Septic inspections are a critical part of any home purchase, sale, or refinance in our area. A failing or even illegal system can cost the new homeowner tens of thousands dollars in repairs. We work with homeowners and realtors to make sure the septic system is properly inspected to help ensure your home sale goes smoothly.
When faced with the prospect of a septic inspection, many of our customers have similar questions. We hope this guide will answer a few of the more common questions.
What is a septic inspection, and why does it matter to my home sale
Simply put, a septic inspection is an evaluation of the home's waste water disposal system to ensure it is functioning properly, and complies with the relevant county building codes. A septic tank and leach field can degrade over time, and a septic system may have been installed without meeting the proper building codes, especially in older homes and more rural areas. A failing or illegal system can cause a nightmare for a new homeowner, and potential litigation for the seller and real estate agent. The seller may not even know that their system is failing, or installed improperly.
Who performs a Septic Inspection? Who do I call?
Most licensed septic pumpers can do a Septic Inspection, unless the Septic Inspection is requested for a government loan. With a government loan (ie: Cal-Vet, VA, FHA), the County Health Department or a licensed sanitarian is also needed to sign off Septic Inspections. So depending on who is requiring the inspection, it may vary on who to actually call for your Septic Inspection. So check with your loan officer or bank as to whether a sanitarian is needed or not.
For the inspection itself, what do you do and why?
We have conducted thousands of septic inspection over the years. These are the typical steps for most inspections:
- If needed we will locate the septic tank location, and dig down to uncover the tank lids.
- We then note what the septic tank and lids are constructed of to determine the quality and durability of the tank and lids.

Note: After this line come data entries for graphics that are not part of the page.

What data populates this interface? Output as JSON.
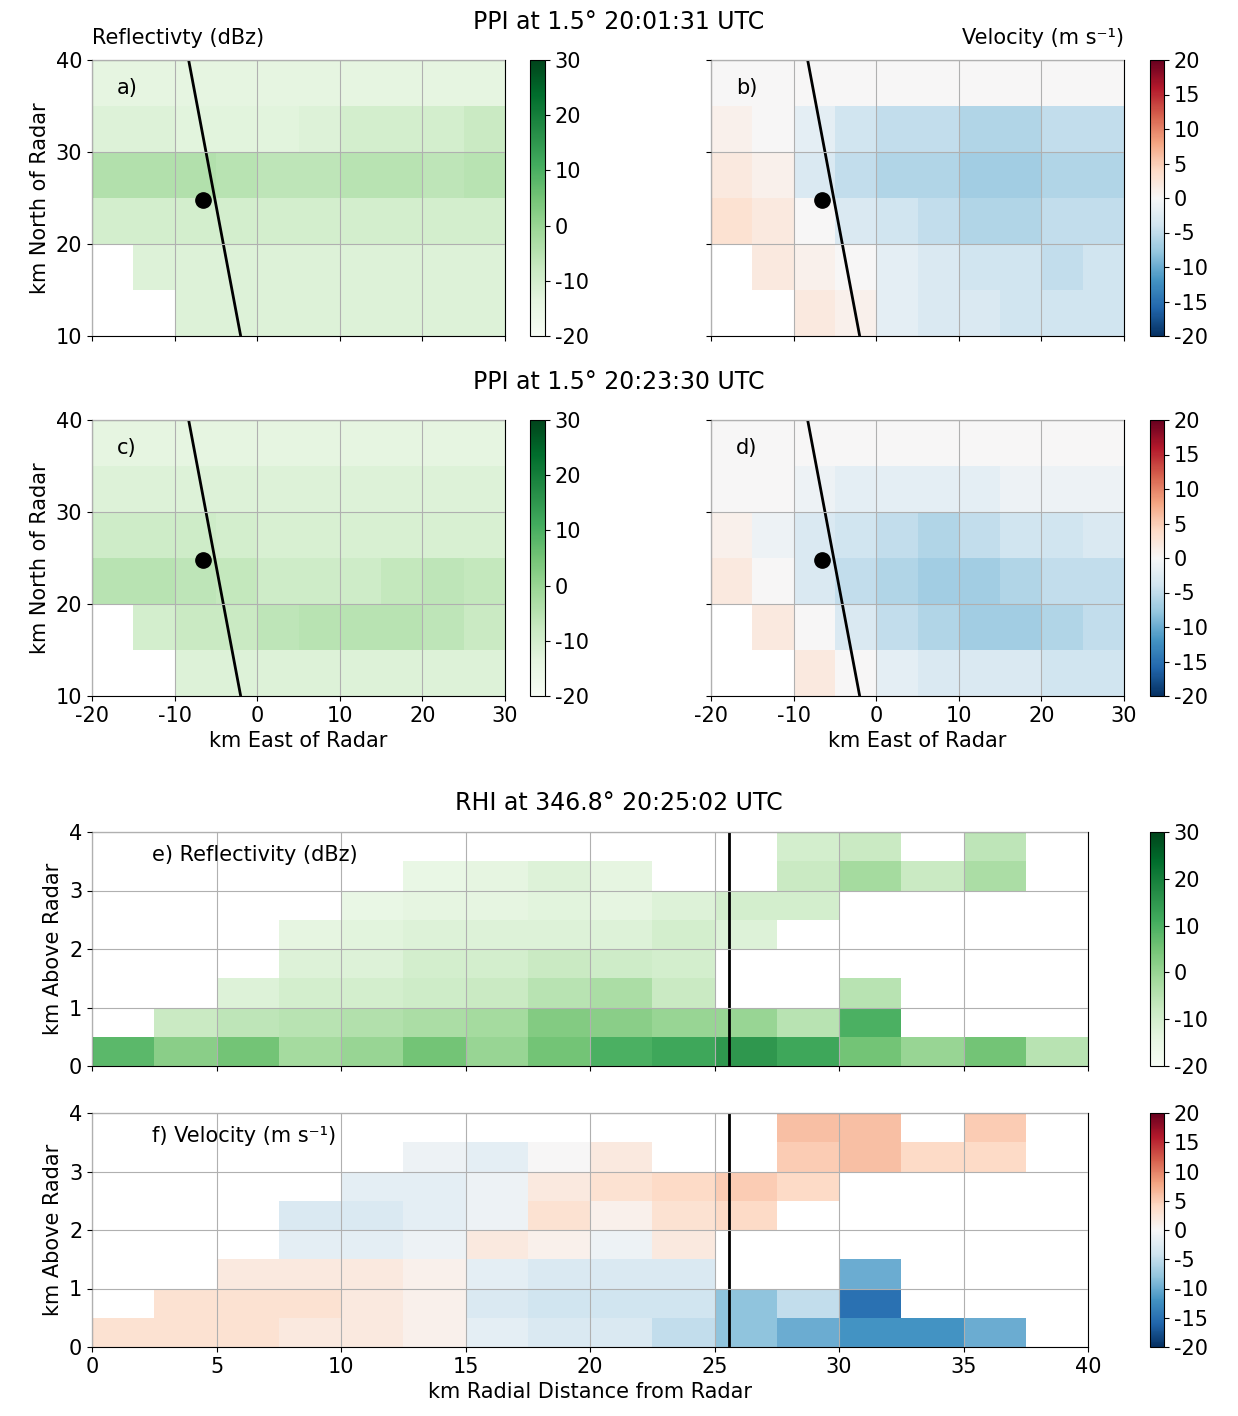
{
  "chart_data": [
    {
      "type": "heatmap",
      "title": "PPI at 1.5° 20:01:31 UTC",
      "subtitle": "Reflectivty (dBz)",
      "annotation": "a)",
      "color": "Greens",
      "ylabel": "km North of Radar",
      "tick_labels": "y",
      "grid": true,
      "xlim": [
        -20,
        30
      ],
      "xticks": [
        -20,
        -10,
        0,
        10,
        20,
        30
      ],
      "ylim": [
        10,
        40
      ],
      "yticks": [
        10,
        20,
        30,
        40
      ],
      "xbins": [
        -20,
        -15,
        -10,
        -5,
        0,
        5,
        10,
        15,
        20,
        25,
        30
      ],
      "ybins": [
        10,
        15,
        20,
        25,
        30,
        35,
        40
      ],
      "cells": [
        [
          null,
          null,
          -12,
          -12,
          -12,
          -12,
          -12,
          -12,
          -12,
          -12
        ],
        [
          null,
          -12,
          -12,
          -12,
          -12,
          -12,
          -12,
          -12,
          -12,
          -12
        ],
        [
          -10,
          -10,
          -10,
          -10,
          -10,
          -10,
          -10,
          -10,
          -10,
          -10
        ],
        [
          -4,
          -4,
          -4,
          -5,
          -6,
          -6,
          -5,
          -5,
          -6,
          -5
        ],
        [
          -12,
          -12,
          -13,
          -13,
          -13,
          -12,
          -10,
          -10,
          -10,
          -8
        ],
        [
          -14,
          -14,
          -14,
          -14,
          -14,
          -14,
          -14,
          -14,
          -14,
          -14
        ]
      ],
      "colorbar_range": [
        -20,
        30
      ],
      "colorbar_ticks": [
        -20,
        -10,
        0,
        10,
        20,
        30
      ],
      "line": {
        "x": [
          -2,
          -8.3
        ],
        "y": [
          10,
          40
        ],
        "color": "black"
      },
      "point": {
        "x": -6.6,
        "y": 24.8,
        "color": "black",
        "marker": "o"
      }
    },
    {
      "type": "heatmap",
      "subtitle": "Velocity (m s⁻¹)",
      "annotation": "b)",
      "color": "RdBu_r",
      "tick_labels": false,
      "grid": true,
      "xlim": [
        -20,
        30
      ],
      "xticks": [
        -20,
        -10,
        0,
        10,
        20,
        30
      ],
      "ylim": [
        10,
        40
      ],
      "yticks": [
        10,
        20,
        30,
        40
      ],
      "xbins": [
        -20,
        -15,
        -10,
        -5,
        0,
        5,
        10,
        15,
        20,
        25,
        30
      ],
      "ybins": [
        10,
        15,
        20,
        25,
        30,
        35,
        40
      ],
      "cells": [
        [
          null,
          null,
          2,
          1,
          -2,
          -3,
          -3,
          -4,
          -4,
          -4
        ],
        [
          null,
          2,
          1,
          0,
          -2,
          -3,
          -4,
          -4,
          -5,
          -4
        ],
        [
          3,
          2,
          0,
          -3,
          -4,
          -5,
          -6,
          -6,
          -5,
          -5
        ],
        [
          2,
          1,
          -3,
          -5,
          -6,
          -6,
          -7,
          -7,
          -6,
          -6
        ],
        [
          1,
          0,
          -2,
          -4,
          -5,
          -5,
          -6,
          -6,
          -5,
          -5
        ],
        [
          0,
          0,
          0,
          0,
          0,
          0,
          0,
          0,
          0,
          0
        ]
      ],
      "colorbar_range": [
        -20,
        20
      ],
      "colorbar_ticks": [
        -20,
        -15,
        -10,
        -5,
        0,
        5,
        10,
        15,
        20
      ],
      "line": {
        "x": [
          -2,
          -8.3
        ],
        "y": [
          10,
          40
        ],
        "color": "black"
      },
      "point": {
        "x": -6.6,
        "y": 24.8,
        "color": "black",
        "marker": "o"
      }
    },
    {
      "type": "heatmap",
      "title": "PPI at 1.5° 20:23:30 UTC",
      "annotation": "c)",
      "color": "Greens",
      "xlabel": "km East of Radar",
      "ylabel": "km North of Radar",
      "tick_labels": true,
      "grid": true,
      "xlim": [
        -20,
        30
      ],
      "xticks": [
        -20,
        -10,
        0,
        10,
        20,
        30
      ],
      "ylim": [
        10,
        40
      ],
      "yticks": [
        10,
        20,
        30,
        40
      ],
      "xbins": [
        -20,
        -15,
        -10,
        -5,
        0,
        5,
        10,
        15,
        20,
        25,
        30
      ],
      "ybins": [
        10,
        15,
        20,
        25,
        30,
        35,
        40
      ],
      "cells": [
        [
          null,
          null,
          -12,
          -12,
          -12,
          -12,
          -12,
          -12,
          -12,
          -12
        ],
        [
          null,
          -10,
          -8,
          -8,
          -6,
          -5,
          -5,
          -5,
          -6,
          -8
        ],
        [
          -5,
          -5,
          -6,
          -7,
          -9,
          -9,
          -9,
          -7,
          -6,
          -7
        ],
        [
          -9,
          -9,
          -9,
          -10,
          -11,
          -11,
          -11,
          -11,
          -11,
          -11
        ],
        [
          -12,
          -12,
          -12,
          -12,
          -12,
          -12,
          -12,
          -12,
          -12,
          -12
        ],
        [
          -14,
          -14,
          -14,
          -14,
          -14,
          -14,
          -14,
          -14,
          -14,
          -14
        ]
      ],
      "colorbar_range": [
        -20,
        30
      ],
      "colorbar_ticks": [
        -20,
        -10,
        0,
        10,
        20,
        30
      ],
      "line": {
        "x": [
          -2,
          -8.3
        ],
        "y": [
          10,
          40
        ],
        "color": "black"
      },
      "point": {
        "x": -6.6,
        "y": 24.8,
        "color": "black",
        "marker": "o"
      }
    },
    {
      "type": "heatmap",
      "annotation": "d)",
      "color": "RdBu_r",
      "xlabel": "km East of Radar",
      "tick_labels": "x",
      "grid": true,
      "xlim": [
        -20,
        30
      ],
      "xticks": [
        -20,
        -10,
        0,
        10,
        20,
        30
      ],
      "ylim": [
        10,
        40
      ],
      "yticks": [
        10,
        20,
        30,
        40
      ],
      "xbins": [
        -20,
        -15,
        -10,
        -5,
        0,
        5,
        10,
        15,
        20,
        25,
        30
      ],
      "ybins": [
        10,
        15,
        20,
        25,
        30,
        35,
        40
      ],
      "cells": [
        [
          null,
          null,
          2,
          0,
          -2,
          -3,
          -3,
          -3,
          -4,
          -4
        ],
        [
          null,
          2,
          0,
          -3,
          -5,
          -6,
          -7,
          -7,
          -6,
          -5
        ],
        [
          2,
          0,
          -3,
          -5,
          -6,
          -7,
          -7,
          -6,
          -5,
          -5
        ],
        [
          1,
          -1,
          -3,
          -4,
          -5,
          -6,
          -5,
          -4,
          -4,
          -3
        ],
        [
          0,
          0,
          -1,
          -2,
          -2,
          -2,
          -2,
          -1,
          -1,
          -1
        ],
        [
          0,
          0,
          0,
          0,
          0,
          0,
          0,
          0,
          0,
          0
        ]
      ],
      "colorbar_range": [
        -20,
        20
      ],
      "colorbar_ticks": [
        -20,
        -15,
        -10,
        -5,
        0,
        5,
        10,
        15,
        20
      ],
      "line": {
        "x": [
          -2,
          -8.3
        ],
        "y": [
          10,
          40
        ],
        "color": "black"
      },
      "point": {
        "x": -6.6,
        "y": 24.8,
        "color": "black",
        "marker": "o"
      }
    },
    {
      "type": "heatmap",
      "title": "RHI at 346.8° 20:25:02 UTC",
      "annotation": "e) Reflectivity (dBz)",
      "color": "Greens",
      "ylabel": "km Above Radar",
      "tick_labels": "y",
      "grid": true,
      "xlim": [
        0,
        40
      ],
      "xticks": [
        0,
        5,
        10,
        15,
        20,
        25,
        30,
        35,
        40
      ],
      "ylim": [
        0,
        4
      ],
      "yticks": [
        0,
        1,
        2,
        3,
        4
      ],
      "xbins": [
        0,
        2.5,
        5,
        7.5,
        10,
        12.5,
        15,
        17.5,
        20,
        22.5,
        25,
        27.5,
        30,
        32.5,
        35,
        37.5,
        40
      ],
      "ybins": [
        0,
        0.5,
        1,
        1.5,
        2,
        2.5,
        3,
        3.5,
        4
      ],
      "cells": [
        [
          8,
          2,
          5,
          -2,
          0,
          5,
          0,
          5,
          10,
          12,
          15,
          12,
          5,
          0,
          5,
          -5
        ],
        [
          null,
          -8,
          -6,
          -5,
          -4,
          -3,
          -2,
          3,
          2,
          0,
          0,
          -5,
          10,
          null,
          null,
          null
        ],
        [
          null,
          null,
          -12,
          -10,
          -10,
          -9,
          -8,
          -5,
          -3,
          -8,
          null,
          null,
          -5,
          null,
          null,
          null
        ],
        [
          null,
          null,
          null,
          -12,
          -12,
          -10,
          -10,
          -8,
          -9,
          -10,
          null,
          null,
          null,
          null,
          null,
          null
        ],
        [
          null,
          null,
          null,
          -14,
          -13,
          -12,
          -12,
          -12,
          -12,
          -10,
          -12,
          null,
          null,
          null,
          null,
          null
        ],
        [
          null,
          null,
          null,
          null,
          -15,
          -14,
          -14,
          -13,
          -14,
          -12,
          -10,
          -10,
          null,
          null,
          null,
          null
        ],
        [
          null,
          null,
          null,
          null,
          null,
          -15,
          -14,
          -12,
          -14,
          null,
          null,
          -8,
          -2,
          -8,
          -3,
          null
        ],
        [
          null,
          null,
          null,
          null,
          null,
          null,
          null,
          null,
          null,
          null,
          null,
          -10,
          -8,
          null,
          -6,
          null
        ]
      ],
      "colorbar_range": [
        -20,
        30
      ],
      "colorbar_ticks": [
        -20,
        -10,
        0,
        10,
        20,
        30
      ],
      "line": {
        "x": [
          25.6,
          25.6
        ],
        "y": [
          0,
          4
        ],
        "color": "black"
      }
    },
    {
      "type": "heatmap",
      "annotation": "f) Velocity (m s⁻¹)",
      "color": "RdBu_r",
      "xlabel": "km Radial Distance from Radar",
      "ylabel": "km Above Radar",
      "tick_labels": true,
      "grid": true,
      "xlim": [
        0,
        40
      ],
      "xticks": [
        0,
        5,
        10,
        15,
        20,
        25,
        30,
        35,
        40
      ],
      "ylim": [
        0,
        4
      ],
      "yticks": [
        0,
        1,
        2,
        3,
        4
      ],
      "xbins": [
        0,
        2.5,
        5,
        7.5,
        10,
        12.5,
        15,
        17.5,
        20,
        22.5,
        25,
        27.5,
        30,
        32.5,
        35,
        37.5,
        40
      ],
      "ybins": [
        0,
        0.5,
        1,
        1.5,
        2,
        2.5,
        3,
        3.5,
        4
      ],
      "cells": [
        [
          3,
          3,
          3,
          2,
          2,
          1,
          -2,
          -3,
          -3,
          -5,
          -8,
          -10,
          -12,
          -12,
          -10,
          null
        ],
        [
          null,
          3,
          3,
          3,
          2,
          1,
          -3,
          -4,
          -4,
          -4,
          -8,
          -5,
          -15,
          null,
          null,
          null
        ],
        [
          null,
          null,
          2,
          2,
          2,
          1,
          -2,
          -3,
          -3,
          -3,
          null,
          null,
          -10,
          null,
          null,
          null
        ],
        [
          null,
          null,
          null,
          -2,
          -2,
          -1,
          2,
          1,
          -1,
          2,
          null,
          null,
          null,
          null,
          null,
          null
        ],
        [
          null,
          null,
          null,
          -3,
          -3,
          -2,
          -1,
          3,
          1,
          3,
          4,
          null,
          null,
          null,
          null,
          null
        ],
        [
          null,
          null,
          null,
          null,
          -2,
          -2,
          -1,
          2,
          3,
          4,
          5,
          4,
          null,
          null,
          null,
          null
        ],
        [
          null,
          null,
          null,
          null,
          null,
          -1,
          -2,
          0,
          2,
          null,
          null,
          5,
          6,
          4,
          4,
          null
        ],
        [
          null,
          null,
          null,
          null,
          null,
          null,
          null,
          null,
          null,
          null,
          null,
          6,
          6,
          null,
          5,
          null
        ]
      ],
      "colorbar_range": [
        -20,
        20
      ],
      "colorbar_ticks": [
        -20,
        -15,
        -10,
        -5,
        0,
        5,
        10,
        15,
        20
      ],
      "line": {
        "x": [
          25.6,
          25.6
        ],
        "y": [
          0,
          4
        ],
        "color": "black"
      }
    }
  ]
}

- A check the water level in the tank is made to determine possible leach field problems. This would be indicated by a water level higher than the outlet pipe or evidence of seepage into the soil through the lids of the tank. If the water level is low in the septic then it could be evidence of a seam leaking septage out of the tank.
- We then check around the leach field area, if known, to determine possible problems indicated by seepage in the soil, odor, or any other problem that could be attributed to the leach field.
- The condition of the Inlet and Outlet Tees are examined to determine possible problems such as missing, broken, a stoppage, roots or anything else that could cause a potential issue.
- We then pump out both compartments of the septic tank, and measure the tank to determine size and gallons pumped.
- If water is available the tank is washed out so a check can be made for any structural problems, cracks, roots, ect.
- We will determine the condition of the tank's baffle and what material it is constructed made from.
- If possible, we will request for the owner or tenant to flush the toilet so we can make sure the main septic line is free-flowing between the house and the septic tank.
- Notes are made of any repairs that are needed to bring the system up to current county codes, and we make any recommendations and/or comments to insure that the system will be in good working order.
- If there are any problems with the system we then contact the necessary parties (homeowner, real estate agent, etc.) to explain and/or show them of the issues discovered.
- If no problems are discovered during the inspection, and after all of the inspected items are noted, we will then re-cover the tank lids
What is required in a Septic Inspection?
The following information will be included in a Septic Inspection.
- Owners Name
- Owners Address
- Address of the Septic Tank
- Assessors Parcel Number
- Septic Tank Capacity
- Date and Quantity of Pumping (Both compartments)
- If Tank has not been Pumped Within Three Years, it must be pumped as part of the inspection
- Condition and Construction Material of the Septic and Lids/Cover
- Condition of the Inlet & Outlet T
- Condition and Construction Material of the Baffle and Baffle Vent Space
- List any Repairs Performed to any Part of the Sewage System
- List any Abnormalities Observed in or Around the Septic System (Septic Tank Overfull, Missing Structural Items, Wet Spots, Etc.)